Mentor Text: Dialogue
Lesson 6 of 13
Objective: SWBAT use dialogue to add details to their narrative writing.
Adding dialogue fleshes out the characters and varies the narration of the story. This technique pulls the reader into the story by revealing character traits and motives through conversations. The reader is challenged to interpret the relationship of the characters by analyzing their reactions and dialogue. By analyzing how the characters communicate with one another, the reader can deduct character motives and traits from the process of action and reaction.
Teaching students to add dialogue to their writing to strengthen the reader's experience in these ways can be challenging, but using a mentor text makes the abstract concept more concrete. To exemplify the technique, I chose to share Peter's Chair by Ezra Jack Keats with my students. The book contains many examples of how effective dialogue is used within a story.
Students begin by watching the ▶ Peter's Chair video. We discuss the dialogue portions of the story and I ask students if they notice any patterns in the writing.
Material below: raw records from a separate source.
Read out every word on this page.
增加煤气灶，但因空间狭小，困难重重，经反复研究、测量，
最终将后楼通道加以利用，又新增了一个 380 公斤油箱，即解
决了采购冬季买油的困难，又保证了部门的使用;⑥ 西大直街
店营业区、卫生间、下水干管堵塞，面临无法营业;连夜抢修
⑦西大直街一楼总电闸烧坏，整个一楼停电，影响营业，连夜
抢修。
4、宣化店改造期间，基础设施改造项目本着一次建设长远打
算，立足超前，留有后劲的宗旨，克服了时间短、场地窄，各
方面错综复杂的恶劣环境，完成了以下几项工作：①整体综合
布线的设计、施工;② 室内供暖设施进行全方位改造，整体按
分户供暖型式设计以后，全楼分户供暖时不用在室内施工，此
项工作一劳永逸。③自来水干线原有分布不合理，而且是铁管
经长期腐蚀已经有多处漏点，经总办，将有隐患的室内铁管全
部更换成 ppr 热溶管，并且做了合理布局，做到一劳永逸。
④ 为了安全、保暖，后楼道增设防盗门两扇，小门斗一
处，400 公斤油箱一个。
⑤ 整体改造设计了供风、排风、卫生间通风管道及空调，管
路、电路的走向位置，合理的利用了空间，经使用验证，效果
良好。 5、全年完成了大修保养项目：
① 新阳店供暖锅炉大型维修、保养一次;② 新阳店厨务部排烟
We then discuss the contents of my dialogue flip chart. The flip chart focuses our discussion on how dialogues are used in stories. We also discuss the conventions of writing dialogue with regards to placement of the quotation marks, periods, commas, and paragraph placement. Dialogue writing cannot be effective if grammatical errors detract from its purpose. It is important to address writing conventions while discussing other literary techniques.
Writing with Dialogue
I model writing that incorporates onomatopoeia so students can see another concrete example. I use a Dialogue Mapping Organizer to keep their writing on target. After reviewing the organizer, we discuss ways to create dialogue to flesh out the characters. Students brainstorm together as I write a dialogue using their suggestions. This activity provides students with guided practice prior to independent work. After the discussion, I inform students that they will create their own writing, similar to the one I modeled, but on a topic of their choosing.
Students are given construction paper to create a story book with a partner that showcases dialogue writing. I remind them to use our mentor text, Peter''s Chair, as their guide. Students discuss and plan their writing content, structure, and technique with their partner. I demonstrate brainstorming about five to six different topics. Then, the partners have to narrow down one of the topics with sub-topics or details in order to plan their writing. I circulate to hear the discussions taking place. Students imitate how the author of Peter's Chair integrated dialogue into his writing. Students are learning by example.
Students share their work with classmates. I ask students to orally present their writing sample and explain how their technique improved their writing. They discuss their struggles and how they problem solve to create their stories. Each partner also discussed how they brainstormed ideas and their methods of categorizing and narrowing down topics and staying focused on the story.